As I grow up, I wear out Sears’ indestructible Toughskins jeans like they are brown paper bags. The holes I make in the knees are patched with swaths of denim transplanted from pairs of jeans I’d outgrown the year before. The denim cycle of life if you will.

My mother remarries. My father is gone but I have a dad, Walter Collins, the best man I’ve ever known. He loves us unconditionally. He also loves tools on the condition they are Craftsman tools from Sears.

Tools are birthday gifts and Christmas gifts for dad and my stepbrothers.

For my sister, there are Barry Manilow albums (yes, I know the lyrics but only because she played them loudly and repeatedly) and Andy Gibb 45s.

Mom? If it has a bow on it, she’ll love it.

For me — what wouldn’t I like to have? But if I must pick just one thing, then it’s the football shirt (these are the days before the NFL cashed in on merchandising) with an action photo that looks remarkably like John Brockington on the front. 

The building with the giant swan-like S on its side is our destination.

My friends and I have bikes and allowance money.

We’ve biked the route a thousand times, beginning from my house on Biemeret Street (as vexing to spell today at age 52 as it was when filling out forms in grade school).

Around the corner and down Katers Drive we go. Hang a right on Langlade. Then a left through the parking lots of a restaurant and gas station/convenience store. Be careful at the intersection of Ninth and Military. I can still hear my mom imploring me to this day, “Please, be careful when crossing at Ninth and Military!” 

The whole trip is a ride past buildings that remain today but places that are long gone: The Village Inn, Western gas station, Red Owl, St. Agnes Bakery, the water tower, Ponderosa, Van Boxtel Ford. 

Finally, we arrive at Sears. Always the backside of the store. Military and Sixth. The merchandise pick-up entrance by the automotive garage bays. Come to think of it, I’m not sure I’ve ever gone in the front door of the place. We shop, we look, we loiter, we even, sometimes, buy. Childhood at its best.

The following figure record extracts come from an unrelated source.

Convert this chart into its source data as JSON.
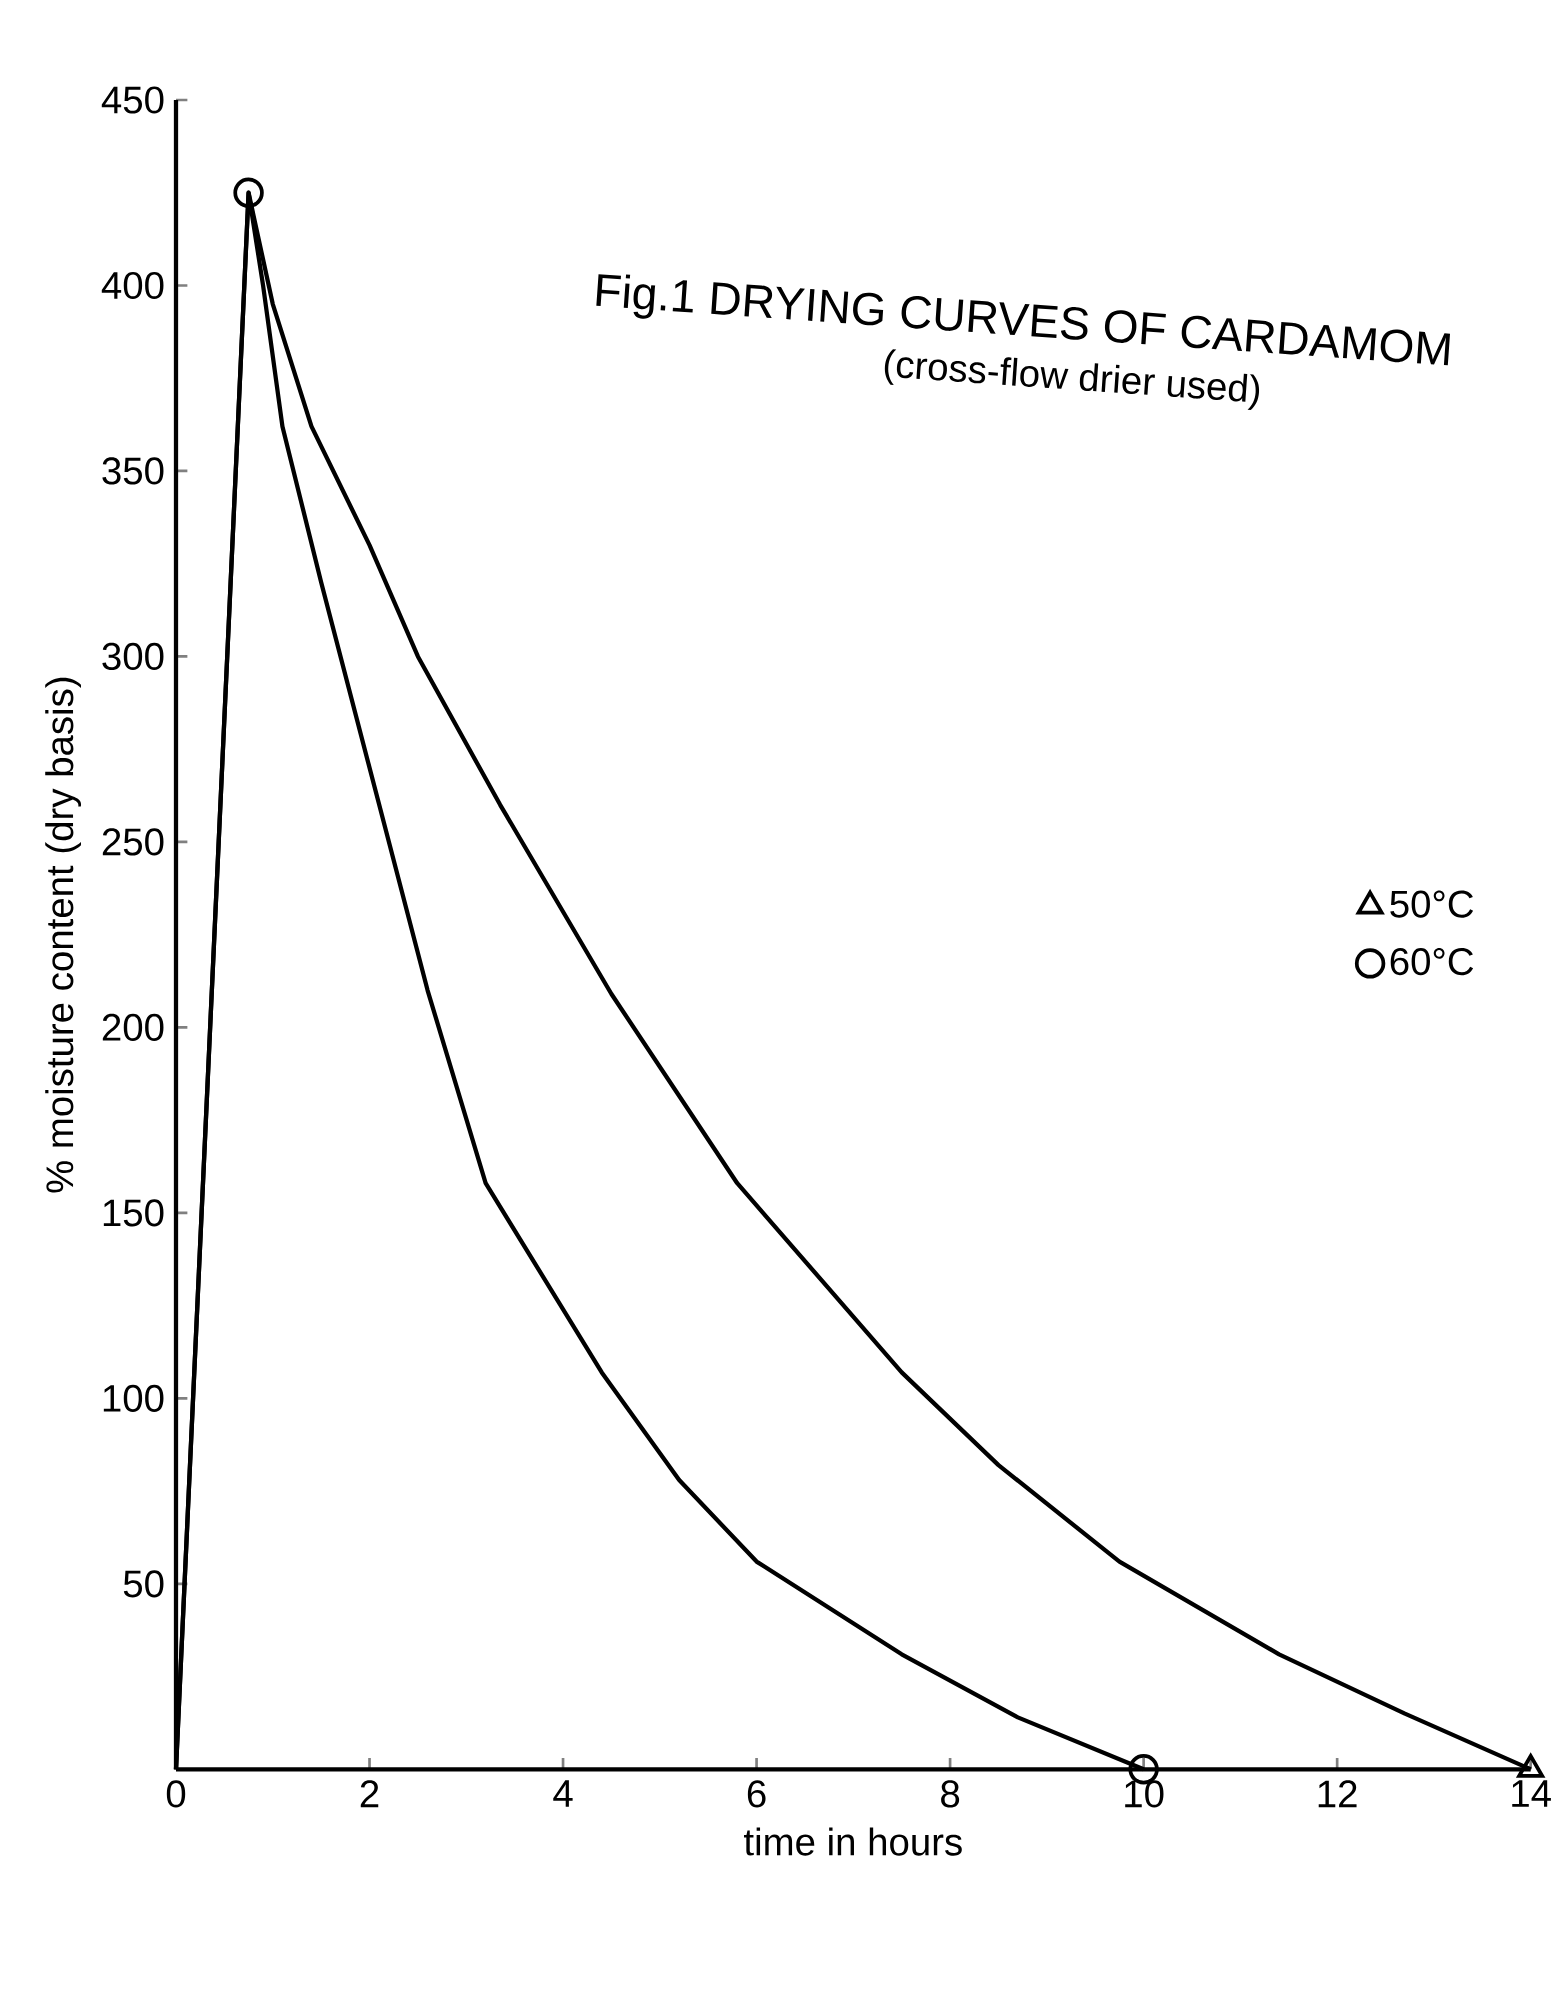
{
  "chart_data": {
    "type": "line",
    "title": "Fig.1 DRYING CURVES OF CARDAMOM",
    "subtitle": "(cross-flow drier used)",
    "xlabel": "time in hours",
    "ylabel": "% moisture content (dry basis)",
    "xlim": [
      0,
      14
    ],
    "ylim": [
      0,
      450
    ],
    "xticks": [
      0,
      2,
      4,
      6,
      8,
      10,
      12,
      14
    ],
    "yticks": [
      50,
      100,
      150,
      200,
      250,
      300,
      350,
      400,
      450
    ],
    "grid": false,
    "legend": "right",
    "line_style": "solid",
    "series": [
      {
        "color": "#000000",
        "x": [
          0,
          0.75,
          1.0,
          1.4,
          2.0,
          2.5,
          3.35,
          4.5,
          5.8,
          7.5,
          8.5,
          9.75,
          11.4,
          12.7,
          14
        ],
        "values": [
          0,
          425,
          395,
          362,
          330,
          300,
          260,
          209,
          158,
          107,
          82,
          56,
          31,
          15,
          0
        ]
      },
      {
        "color": "#000000",
        "x": [
          0,
          0.75,
          0.9,
          1.1,
          1.5,
          2.1,
          2.6,
          3.2,
          4.4,
          5.2,
          6.0,
          7.5,
          8.7,
          10
        ],
        "values": [
          0,
          425,
          400,
          362,
          320,
          260,
          210,
          158,
          107,
          78,
          56,
          31,
          14,
          0
        ]
      },
      {
        "type": "scatter",
        "name": "50°C",
        "color": "#000000",
        "marker": "triangle",
        "x": [
          14
        ],
        "values": [
          0
        ]
      },
      {
        "type": "scatter",
        "name": "60°C",
        "color": "#000000",
        "marker": "circle",
        "x": [
          0.75,
          10
        ],
        "values": [
          425,
          0
        ]
      }
    ]
  }
}
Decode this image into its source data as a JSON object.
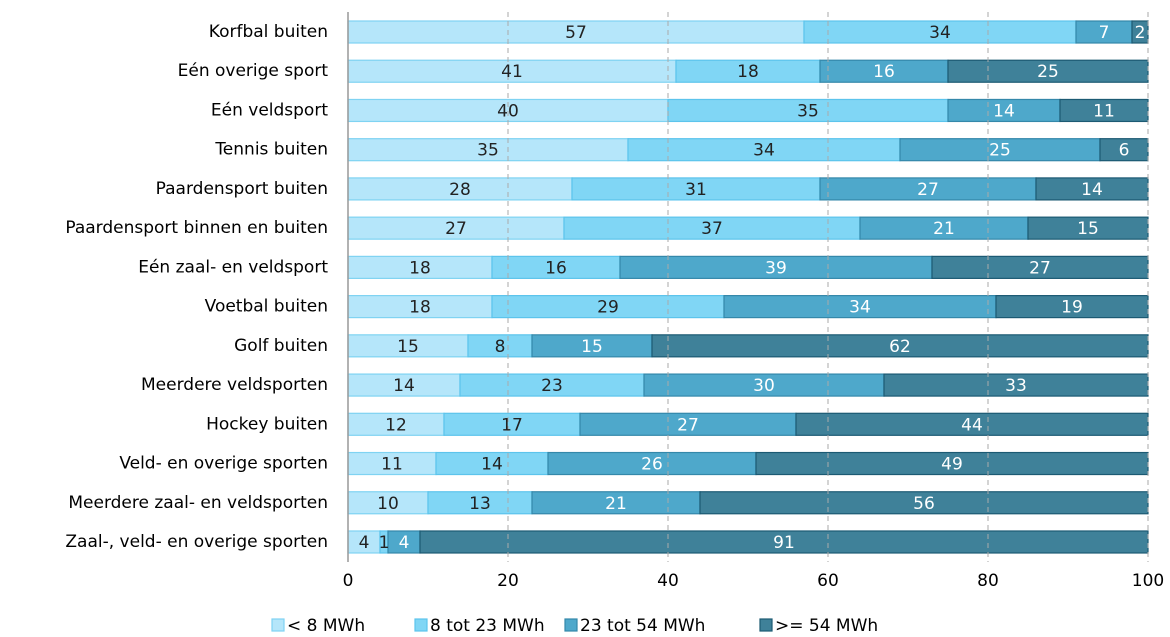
{
  "chart_data": {
    "type": "stacked-barh",
    "categories": [
      "Korfbal buiten",
      "Eén overige sport",
      "Eén veldsport",
      "Tennis buiten",
      "Paardensport buiten",
      "Paardensport binnen en buiten",
      "Eén zaal- en veldsport",
      "Voetbal buiten",
      "Golf buiten",
      "Meerdere veldsporten",
      "Hockey buiten",
      "Veld- en overige sporten",
      "Meerdere zaal- en veldsporten",
      "Zaal-, veld- en overige sporten"
    ],
    "series": [
      {
        "name": "< 8 MWh",
        "color": "#b5e6fa",
        "values": [
          57,
          41,
          40,
          35,
          28,
          27,
          18,
          18,
          15,
          14,
          12,
          11,
          10,
          4
        ]
      },
      {
        "name": "8 tot 23 MWh",
        "color": "#80d6f5",
        "values": [
          34,
          18,
          35,
          34,
          31,
          37,
          16,
          29,
          8,
          23,
          17,
          14,
          13,
          1
        ]
      },
      {
        "name": "23 tot 54 MWh",
        "color": "#4ea8cb",
        "values": [
          7,
          16,
          14,
          25,
          27,
          21,
          39,
          34,
          15,
          30,
          27,
          26,
          21,
          4
        ]
      },
      {
        "name": ">= 54 MWh",
        "color": "#3f8199",
        "values": [
          2,
          25,
          11,
          6,
          14,
          15,
          27,
          19,
          62,
          33,
          44,
          49,
          56,
          91
        ]
      }
    ],
    "xlim": [
      0,
      100
    ],
    "xticks": [
      0,
      20,
      40,
      60,
      80,
      100
    ],
    "grid": true
  }
}
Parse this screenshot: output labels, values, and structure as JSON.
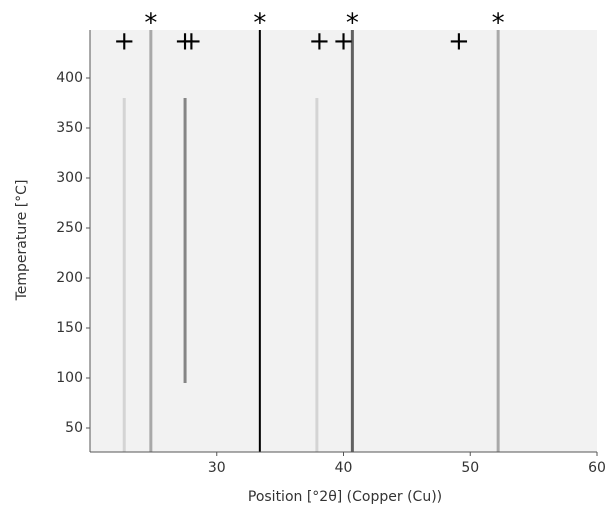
{
  "chart_data": {
    "type": "streak-map",
    "x_label": "Position [°2θ] (Copper (Cu))",
    "y_label": "Temperature [°C]",
    "xlim": [
      20,
      60
    ],
    "ylim": [
      26,
      448
    ],
    "xticks": [
      30,
      40,
      50,
      60
    ],
    "yticks": [
      50,
      100,
      150,
      200,
      250,
      300,
      350,
      400
    ],
    "background": "#f2f2f2",
    "streaks": [
      {
        "x": 22.7,
        "y": [
          26,
          380
        ],
        "intensity": 0.12
      },
      {
        "x": 24.8,
        "y": [
          26,
          448
        ],
        "intensity": 0.3
      },
      {
        "x": 27.5,
        "y": [
          95,
          380
        ],
        "intensity": 0.45
      },
      {
        "x": 33.4,
        "y": [
          26,
          448
        ],
        "intensity": 1
      },
      {
        "x": 37.9,
        "y": [
          26,
          380
        ],
        "intensity": 0.12
      },
      {
        "x": 40.7,
        "y": [
          26,
          448
        ],
        "intensity": 0.6
      },
      {
        "x": 52.2,
        "y": [
          26,
          448
        ],
        "intensity": 0.3
      }
    ],
    "markers": [
      {
        "symbol": "+",
        "x": 22.7
      },
      {
        "symbol": "*",
        "x": 24.8
      },
      {
        "symbol": "+",
        "x": 27.5
      },
      {
        "symbol": "+",
        "x": 28.0
      },
      {
        "symbol": "*",
        "x": 33.4
      },
      {
        "symbol": "+",
        "x": 38.1
      },
      {
        "symbol": "+",
        "x": 40.0
      },
      {
        "symbol": "*",
        "x": 40.7
      },
      {
        "symbol": "+",
        "x": 49.1
      },
      {
        "symbol": "*",
        "x": 52.2
      }
    ]
  }
}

Eventually, we graduate to the city bus and trips to Port Plaza Mall. Then we graduate high school and college and I move to Oklahoma, Arizona and Connecticut. I have a family of my own. And when our house needs a new washer and dryer, naturally, we go to Sears. 

And I tell my kids for the umpteenth time about the Sears in my hometown. They know the one. The one that brought Nana and Auntie Les and Dad to Green Bay.

It’s more than a store. It’s my story.

John Anderson is a journalist and an anchor of ESPN’s SportsCenter.